Irritability and Nervousness

“Regularity should be the rule in all the habits of children. Mothers make a great mistake in permitting them to eat between meals. The stomach becomes deranged by this practice, and the foundation is laid for future suffering. Their fretfulness may have been caused by unwholesome food, still undigested; but the mother feels that she cannot spend time to reason upon the matter, and correct her injurious management. Neither can she stop to soothe their impatient worrying. She gives the little sufferers a piece of cake or some other dainty to quiet them, but this only increases the evil.” Ibid., 242.
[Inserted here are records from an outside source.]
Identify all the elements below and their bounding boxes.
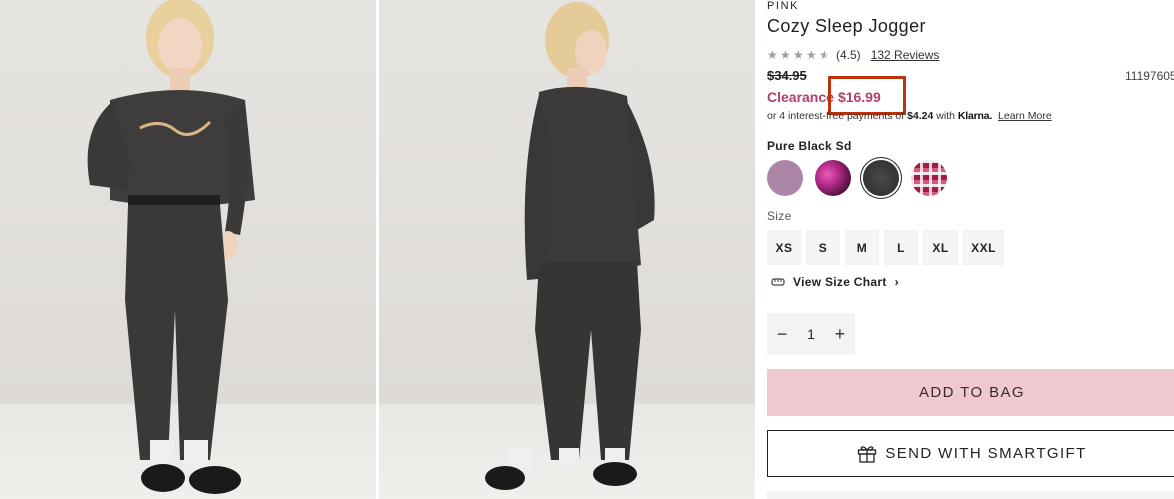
star-icon: ★ — [793, 48, 804, 62]
add-to-bag-button[interactable]: ADD TO BAG — [767, 369, 1174, 416]
original-price: $34.95 — [767, 68, 807, 83]
quantity-increase-button[interactable]: + — [835, 324, 846, 345]
model-front-illustration — [87, 0, 255, 494]
learn-more-link[interactable]: Learn More — [998, 110, 1052, 122]
quantity-decrease-button[interactable]: − — [777, 324, 788, 345]
product-image-back[interactable] — [379, 0, 755, 499]
reviews-link[interactable]: 132 Reviews — [871, 48, 940, 62]
installment-with: with — [936, 110, 955, 122]
size-option-m[interactable]: M — [845, 230, 879, 265]
star-icon: ★ — [806, 48, 817, 62]
size-chart-label: View Size Chart — [793, 275, 887, 289]
quantity-stepper: − 1 + — [767, 313, 855, 355]
product-image-front[interactable] — [0, 0, 376, 499]
size-option-xxl[interactable]: XXL — [963, 230, 1004, 265]
product-details-panel: PINK Cozy Sleep Jogger ★ ★ ★ ★ ★ (4.5) 1… — [767, 0, 1174, 499]
model-back-illustration — [485, 2, 655, 490]
star-icon: ★ — [767, 48, 778, 62]
star-icon: ★ — [780, 48, 791, 62]
quantity-value[interactable]: 1 — [807, 326, 815, 342]
smartgift-label: SEND WITH SMARTGIFT — [885, 445, 1087, 462]
tape-measure-icon — [771, 278, 785, 286]
star-rating: ★ ★ ★ ★ ★ — [767, 49, 832, 61]
installment-info: or 4 interest-free payments of $4.24 wit… — [767, 110, 1052, 122]
size-label: Size — [767, 209, 792, 223]
half-star-icon: ★ — [819, 48, 830, 62]
color-swatches — [767, 160, 947, 196]
clearance-label: Clearance — [767, 89, 834, 105]
rating-value: (4.5) — [836, 48, 861, 62]
color-swatch-pink-tie-dye[interactable] — [815, 160, 851, 196]
size-option-xs[interactable]: XS — [767, 230, 801, 265]
next-section-strip — [767, 491, 1174, 499]
installment-prefix: or 4 interest-free payments of — [767, 110, 905, 122]
color-swatch-plaid[interactable] — [911, 160, 947, 196]
color-swatch-pure-black-sd[interactable] — [863, 160, 899, 196]
send-with-smartgift-button[interactable]: SEND WITH SMARTGIFT — [767, 430, 1174, 477]
product-sku: 11197605 — [1125, 69, 1174, 83]
rating-row: ★ ★ ★ ★ ★ (4.5) 132 Reviews — [767, 48, 939, 62]
installment-amount: $4.24 — [907, 110, 934, 122]
klarna-logo: Klarna. — [957, 110, 993, 122]
view-size-chart-link[interactable]: View Size Chart › — [771, 275, 899, 289]
product-title: Cozy Sleep Jogger — [767, 16, 926, 36]
selected-color-name: Pure Black Sd — [767, 139, 852, 153]
size-options: XS S M L XL XXL — [767, 230, 1004, 265]
chevron-right-icon: › — [894, 275, 899, 289]
brand-label: PINK — [767, 0, 800, 12]
size-option-xl[interactable]: XL — [923, 230, 958, 265]
size-option-l[interactable]: L — [884, 230, 918, 265]
color-swatch-mauve[interactable] — [767, 160, 803, 196]
size-option-s[interactable]: S — [806, 230, 840, 265]
gift-icon — [858, 445, 877, 463]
Diet and Moral Development

“The power of Satan over the youth of this age is fearful. Unless the minds of our children are firmly balanced by religious principle, their morals will become corrupted by the vicious examples with which they come in contact. The greatest danger of the young is from a lack of self-control. Indulgent parents do not teach their children self-denial. The very food they place before them is such as to irritate the stomach. The excitement thus produced is communicated to the brain, and as a result the passions are aroused. It cannot be too often repeated, that whatever is taken into the stomach affects not only the body, but ultimately the mind as well. Gross and stimulating food fevers the blood, excites the nervous system, and too often dulls the moral perceptions, so that reason and conscience are overborne by the sensual impulses. It is difficult, and often well-nigh impossible, for one who is intemperate in diet to exercise patience and self-control. Hence the special importance of allowing children, whose characters are yet unformed, to have only such food as is healthful and unstimulating. It was in love that our heavenly Father sent the light of health reform to guard against the evils that result from unrestrained indulgence of appetite.” Ibid., 243.